Por instantes Eduardo colocou a hipótese que fosse apenas isso. Que não houvesse história ou matéria que contar, mas tão simplesmente um desejo de nicotina na calada da noite. Abriu a caixa dos cigarros e ofereceu-lhe um. O velho recebeu-o com mãos ossudas de pele escamada. Eduardo acendeu-lho e acendeu também um para ele. Se fosse só isso, melhor. Mas o velho aspirou o cigarro duas vezes e começou a falar.
"Vieram por volta da meia noite. Eu estava à janela. Já não durmo grande coisa, com as dores nestas costas desgraçadas. Comecei a vê-los chegar. Saíram uma porrada deles de dentro dos carros, devagarinho, para não fazerem barulho. Só então me apercebi de quem eram. Fechei logo a janela, já um deles me tinha topado. Não vi mais nada, mas ouvi. Devem ter levado uma série de gente. Gritaram somos presos políticos, avisem as nossas famílias! Gritaram uma série de nomes, mas eu não me lembro de nenhum."

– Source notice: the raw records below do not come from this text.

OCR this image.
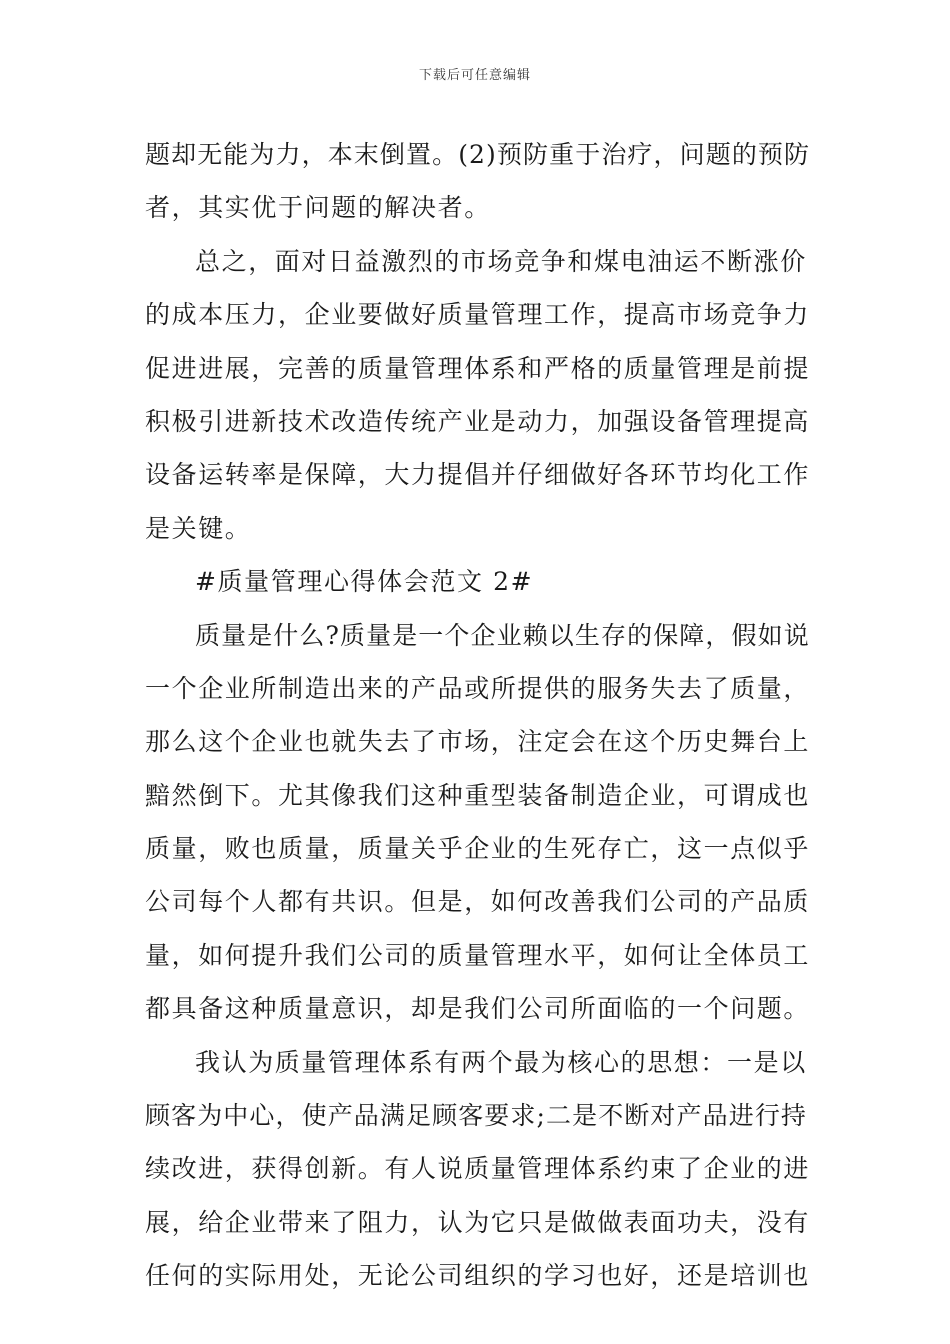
下载后可任意编辑
题却无能为力，本末倒置。(2)预防重于治疗，问题的预防
者，其实优于问题的解决者。
总之，面对日益激烈的市场竞争和煤电油运不断涨价
的成本压力，企业要做好质量管理工作，提高市场竞争力
促进进展，完善的质量管理体系和严格的质量管理是前提
积极引进新技术改造传统产业是动力，加强设备管理提高
设备运转率是保障，大力提倡并仔细做好各环节均化工作
是关键。
#质量管理心得体会范文 2#
质量是什么?质量是一个企业赖以生存的保障，假如说
一个企业所制造出来的产品或所提供的服务失去了质量，
那么这个企业也就失去了市场，注定会在这个历史舞台上
黯然倒下。尤其像我们这种重型装备制造企业，可谓成也
质量，败也质量，质量关乎企业的生死存亡，这一点似乎
公司每个人都有共识。但是，如何改善我们公司的产品质
量，如何提升我们公司的质量管理水平，如何让全体员工
都具备这种质量意识，却是我们公司所面临的一个问题。
我认为质量管理体系有两个最为核心的思想：一是以
顾客为中心，使产品满足顾客要求;二是不断对产品进行持
续改进，获得创新。有人说质量管理体系约束了企业的进
展，给企业带来了阻力，认为它只是做做表面功夫，没有
任何的实际用处，无论公司组织的学习也好，还是培训也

Aspirou outra vez, dedos de fumo a desaparecerem garganta adentro.
"A minha mulher veio à sala em pânico. Diz coitados, coitados, mas depois não quer meter-se. Disse logo vamos para a cama, Zé, não vão eles vir aqui. Eu fui, mas já não consegui dormir. Aqueles gritos ficaram-me cá."
Pousou os olhos murchos em Eduardo.
"O que lhe tenho a dizer é só isto: se procura alguém que estava ali dentro hoje à noite, saiba que foi levado."